Malapha wrote:
> On 18 Mrz., 00:01, Hermann Peifer <pei...@[EMAIL PROTECTED]
> wrote:
>> Malapha wrote:
>>
>>> As I come from the VBA world - I tried to get familiar with awk. What
>>> I do have is theoretical solution in form of a structured process
>>> diagram :-)
>>> Copy Header and Footer from Original to Var
>>> Set Start_Offer = First Offer (from <Offer> to </Offer>)
>>> Set End_Transaction = 0
>>> Set Part = 0
>>> Set FileSize = 0
>>> Set MaxFileSize = 250
>>> while not Start_Offer < EOF(OriginalXMLFile)
>>> Part=part+1
>>> Open NewFile OriginalXMLFileName + Part + ".xml"
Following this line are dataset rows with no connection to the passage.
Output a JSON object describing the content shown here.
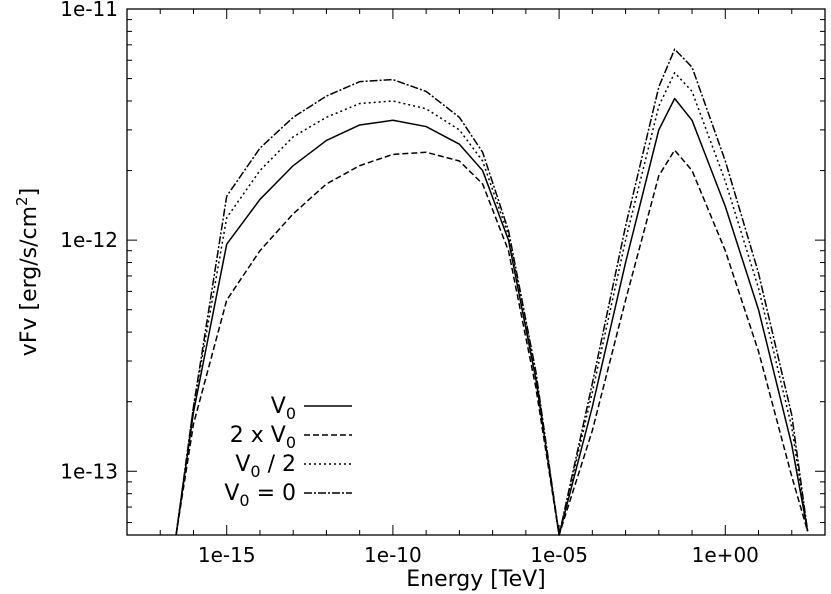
{
  "chart_data": {
    "type": "line",
    "title": "",
    "xlabel": "Energy [TeV]",
    "ylabel": "vFv [erg/s/cm²]",
    "xscale": "log",
    "yscale": "log",
    "xlim": [
      1e-18,
      1000.0
    ],
    "ylim": [
      5.3e-14,
      1e-11
    ],
    "x_ticks": [
      {
        "value": 1e-15,
        "label": "1e-15"
      },
      {
        "value": 1e-10,
        "label": "1e-10"
      },
      {
        "value": 1e-05,
        "label": "1e-05"
      },
      {
        "value": 1,
        "label": "1e+00"
      }
    ],
    "y_ticks": [
      {
        "value": 1e-11,
        "label": "1e-11"
      },
      {
        "value": 1e-12,
        "label": "1e-12"
      },
      {
        "value": 1e-13,
        "label": "1e-13"
      }
    ],
    "grid": false,
    "legend_position": "bottom-left",
    "series": [
      {
        "name": "V0",
        "legend": {
          "base": "V",
          "sub": "0",
          "rest": ""
        },
        "dash": "",
        "x": [
          3e-17,
          1e-16,
          1e-15,
          1e-14,
          1e-13,
          1e-12,
          1e-11,
          1e-10,
          1e-09,
          1e-08,
          5e-08,
          3e-07,
          2e-06,
          1e-05,
          0.0001,
          0.001,
          0.01,
          0.03,
          0.1,
          1,
          10,
          100.0,
          300.0
        ],
        "y": [
          5.3e-14,
          1.8e-13,
          9.6e-13,
          1.5e-12,
          2.1e-12,
          2.7e-12,
          3.15e-12,
          3.3e-12,
          3.1e-12,
          2.6e-12,
          2e-12,
          1e-12,
          2.5e-13,
          5.3e-14,
          1.9e-13,
          8e-13,
          3e-12,
          4.1e-12,
          3.3e-12,
          1.4e-12,
          5e-13,
          1.3e-13,
          5.5e-14
        ]
      },
      {
        "name": "2 x V0",
        "legend": {
          "base": "2 x V",
          "sub": "0",
          "rest": ""
        },
        "dash": "6,3",
        "x": [
          3e-17,
          1e-16,
          1e-15,
          1e-14,
          1e-13,
          1e-12,
          1e-11,
          1e-10,
          1e-09,
          1e-08,
          5e-08,
          3e-07,
          2e-06,
          1e-05,
          0.0001,
          0.001,
          0.01,
          0.03,
          0.1,
          1,
          10,
          100.0,
          300.0
        ],
        "y": [
          5.3e-14,
          1.6e-13,
          5.5e-13,
          9e-13,
          1.3e-12,
          1.75e-12,
          2.1e-12,
          2.35e-12,
          2.4e-12,
          2.2e-12,
          1.75e-12,
          9e-13,
          2.3e-13,
          5.3e-14,
          1.5e-13,
          5.5e-13,
          1.9e-12,
          2.45e-12,
          2e-12,
          9e-13,
          3.3e-13,
          9.5e-14,
          5.5e-14
        ]
      },
      {
        "name": "V0 / 2",
        "legend": {
          "base": "V",
          "sub": "0",
          "rest": " / 2"
        },
        "dash": "2,3",
        "x": [
          3e-17,
          1e-16,
          1e-15,
          1e-14,
          1e-13,
          1e-12,
          1e-11,
          1e-10,
          1e-09,
          1e-08,
          5e-08,
          3e-07,
          2e-06,
          1e-05,
          0.0001,
          0.001,
          0.01,
          0.03,
          0.1,
          1,
          10,
          100.0,
          300.0
        ],
        "y": [
          5.3e-14,
          1.9e-13,
          1.25e-12,
          2e-12,
          2.8e-12,
          3.4e-12,
          3.9e-12,
          4e-12,
          3.7e-12,
          3e-12,
          2.2e-12,
          1.05e-12,
          2.6e-13,
          5.3e-14,
          2.2e-13,
          1e-12,
          3.8e-12,
          5.3e-12,
          4.4e-12,
          1.8e-12,
          6.2e-13,
          1.55e-13,
          5.5e-14
        ]
      },
      {
        "name": "V0 = 0",
        "legend": {
          "base": "V",
          "sub": "0",
          "rest": " = 0"
        },
        "dash": "8,2,2,2",
        "x": [
          3e-17,
          1e-16,
          1e-15,
          1e-14,
          1e-13,
          1e-12,
          1e-11,
          1e-10,
          1e-09,
          1e-08,
          5e-08,
          3e-07,
          2e-06,
          1e-05,
          0.0001,
          0.001,
          0.01,
          0.03,
          0.1,
          1,
          10,
          100.0,
          300.0
        ],
        "y": [
          5.3e-14,
          1.9e-13,
          1.55e-12,
          2.5e-12,
          3.4e-12,
          4.2e-12,
          4.85e-12,
          4.95e-12,
          4.4e-12,
          3.4e-12,
          2.4e-12,
          1.1e-12,
          2.7e-13,
          5.3e-14,
          2.4e-13,
          1.15e-12,
          4.6e-12,
          6.7e-12,
          5.6e-12,
          2.2e-12,
          7.2e-13,
          1.75e-13,
          5.5e-14
        ]
      }
    ]
  }
}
>>> Paste Header from Var to NewFile
>>> While filesize(NewFile)<MaxFileSize do
>>> Copy Offer (Start_Offer) from OriginalXMLDatei to NewFile
>>> Start_Offer=Start_Offer + 1
>>> wend
>>> Paste Footer from Var to NewFile
>>> wend
>>> I am right now trying to translate this into awk.. Please dont ask me
>>> how far i am, its frustrating :-)
>> Below one solution for splitting in well-formed chunks, here: 100
>> OfferInfos each. There might be better solutions (I just don't know
>> them ;-) It only works if the XML data is in "pretty print format", as
>> the sample data you posted.
>>
>> $ cat split_bigfile.awk
>>
>> BEGIN { new_chunk = 1 ; size = 100 }
>>
>> NR == 1 { header = $0 ; next }
>> NR == 2 { header = header ORS $0 ; footer = "</" substr($1,2) ">" ;
next }
>>
>> $0 !~ footer {
>> if (new_chunk) {
>> outfile = "chunk" sprintf("%07d", num) ".xml"
>> print header > outfile
>> new_chunk = 0
>> }
>> print > outfile
>>
>> }
>>
>> /<\/OfferInfo>/ {
>> num = int(count++/size)
>> if (num > prev_num) {
>> print footer > outfile
>> new_chunk = 1
>> }
>> prev_num = num
>>
>> }
>>
>> END { if (!new_chunk) print footer > outfile }
>
> Herman you are great. As I have written in to Jürgen, I am unable to
> check it. But as soon as possible I ll give it a try!!
>
> Thanks again
> Malapha
Here the xgawk version of the same script. It works fine for me with
your testdata. No pre-formatting of bigfile.xml is needed. However, for
this solution you need to have xgawk and the library xmlcopy.awk
available. In xmlcopy.awk, I made a minor change at the very end:
# printf( "%s", token )
return token
Usage of the script: xgawk -f split_big_xmlfile.awk bigfile.xml
$ cat split_big_xmlfile.awk
# Include the xmlcopy.awk library
# Make sure that xgawk finds it
@[EMAIL PROTECTED]
xmlcopy
BEGIN { new_chunk = 1 ; size = 100 }
# Remember XML declaration of bigfile.xml
XMLDECLARATION { header = XmlCopy() }
# Remember root element, define the footer
XMLSTARTELEM && XMLDEPTH == 1 {
header = header XmlCopy()
footer = "</" XMLSTARTELEM ">"
}
# Only care about OfferInfos and their children
XMLPATH ~ /OfferInfo/ {
if (new_chunk) {
outfile = "chunk" sprintf("%07d", num) ".xml"
printf "%s", header > outfile
new_chunk = 0
}
printf "%s", XmlCopy() > outfile
}
# Decide if it's time to add a footer and start a new chunk
XMLENDELEM == "OfferInfo" {
num = int(++count/size)
if (num > prev_num) {
print footer > outfile
new_chunk = 1
}
prev_num = num
}
# Avoid double footers, if at the end: count%size = 0
END { if (!new_chunk) print footer > outfile }


|